The police services board in Thunder Bay, Ont., was disbanded and an administrator appointed in its place on Friday after a report found relations between the force and the city's Indigenous community were in a crisis that constitute an "emergency."
In the report commissioned by the Ontario Civilian Police Commission — the second such review to be released this week — Sen. Murray Sinclair said the board had failed to deal with the "clear and indisputable pattern" of violence and systemic racism against First Nations people in the city.
"The board's failure to act on these issues in the face of overwhelming documentary and media exposure is indicative of wilful blindness," Sinclair states. "The board has perpetuated systemic discrimination that has directly impacted First Nation peoples in Thunder Bay."
The board's repeated failures to address the concerns of the Indigenous community constitute an emergency.Linda Lamoureux
Sinclair recommended putting in place an administrator while a new board would be put together and properly trained. Simple replacement of the current board members would not solve the problem without systemic changes, he said.
In response to Sinclair's findings and 45 recommendations, the commission appointed lawyer Thomas Lockwood as administrator for at least one year, effective immediately.
"The board's repeated failures to address the concerns of the Indigenous community constitute an emergency," Linda Lamoureux, executive chairwoman of the commission, said in her order.
The decision comes after the board on Monday named lawyer Celina Reitberger as chairwoman — the first Indigenous person to lead the organization.
No consultation with Indigenous communities
Alvin Fiddler, grand chief of the Nishnawbe Aski Nation, agreed with Sinclair's findings. At the same time, he criticized Lockwood's appointment.
"It is unacceptable however that an administrator was so hastily selected without any consultation from the Indigenous community and the Thunder Bay community in general," Fiddler said in a statement.
"Policing in Thunder Bay presents unique challenges and realities and it is critical that the administrator is well versed in these issues and has an established rapport with Indigenous people."
The police service itself refused to comment on the report while Reitberger could not be reached immediately.
In July 2017, the commission asked Sinclair, a former associate chief justice in Manitoba who chaired the Truth and Reconciliation Commission, to look into civilian oversight of Thunder Bay's police amid widespread concerns about systemic anti-Indigenous racism on the force.
"The circumstances that gave rise to this investigation — an extreme level of racism, and differential treatment by police towards Indigenous peoples in missing person and death investigations and violence against Indigenous peoples generally in Thunder Bay — are not new phenomena," Sinclair concludes.
"Given the long-standing and troubling circumstances in Thunder Bay and the board's dismissive attitudes towards taking positive steps to address them, the investigation determined that bold measures are required."
Sinclair derides the board for a lack of leadership he says has left the city's police without effective governance or oversight.
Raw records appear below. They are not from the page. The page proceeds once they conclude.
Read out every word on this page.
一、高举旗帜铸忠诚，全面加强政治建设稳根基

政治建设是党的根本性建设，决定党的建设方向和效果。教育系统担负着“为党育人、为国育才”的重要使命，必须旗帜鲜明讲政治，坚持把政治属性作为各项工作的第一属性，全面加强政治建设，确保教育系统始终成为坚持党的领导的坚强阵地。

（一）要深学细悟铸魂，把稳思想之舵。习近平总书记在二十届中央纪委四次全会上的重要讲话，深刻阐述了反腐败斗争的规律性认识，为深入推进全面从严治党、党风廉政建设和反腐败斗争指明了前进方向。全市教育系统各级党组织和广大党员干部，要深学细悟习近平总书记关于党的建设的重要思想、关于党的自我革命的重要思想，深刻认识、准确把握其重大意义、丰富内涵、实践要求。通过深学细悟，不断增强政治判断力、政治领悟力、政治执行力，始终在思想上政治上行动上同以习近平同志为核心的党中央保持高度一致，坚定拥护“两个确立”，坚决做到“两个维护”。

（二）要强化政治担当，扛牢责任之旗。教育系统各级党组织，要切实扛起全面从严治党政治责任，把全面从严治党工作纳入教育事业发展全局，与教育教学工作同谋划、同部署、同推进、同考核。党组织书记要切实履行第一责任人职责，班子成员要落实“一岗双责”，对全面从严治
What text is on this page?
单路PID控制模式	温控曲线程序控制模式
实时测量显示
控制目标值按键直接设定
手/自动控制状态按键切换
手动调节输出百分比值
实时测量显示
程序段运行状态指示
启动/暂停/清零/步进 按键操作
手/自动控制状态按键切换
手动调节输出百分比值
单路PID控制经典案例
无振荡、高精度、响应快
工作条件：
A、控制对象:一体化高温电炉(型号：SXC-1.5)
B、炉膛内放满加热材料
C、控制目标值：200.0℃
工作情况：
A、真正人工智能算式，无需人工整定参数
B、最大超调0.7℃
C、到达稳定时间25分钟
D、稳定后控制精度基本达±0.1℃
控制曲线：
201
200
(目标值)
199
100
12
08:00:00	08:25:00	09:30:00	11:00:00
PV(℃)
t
Police, Sinclair says, have no policies to deal effectively with the situation and the board failed to fulfil its oversight role.
"The issues identified with Thunder Bay policing through this investigation are not the result of behaviours by individual racists," Sinclair writes. "They are indicative of a broader, deeper and more systemic level of discrimination in which an unacceptable status quo is viewed as the normal state of affairs."
On Wednesday, in a separate report, the Office of the Independent Police Review Director slammed the Thunder Bay police as rife with racist attitudes. The director, Gerry McNeilly, urged the reinvestigation of at least nine sudden deaths involving Indigenous people.
On Friday, police said the death of an Indigenous teen whose body was found in a city park is being treated as a homicide. A passerby discovered Braiden Jacob, 17, on the morning of Dec. 9. Jacob had travelled to Thunder Bay from the Webequie First Nation for grief and trauma counselling.
"The provision of effective and adequate police services in accordance with a municipality's needs is essential to municipal governance and safety," the commission said. "As a result, all members of the Thunder Bay community, including members of the board and the (police) service, will benefit from improved civilian oversight."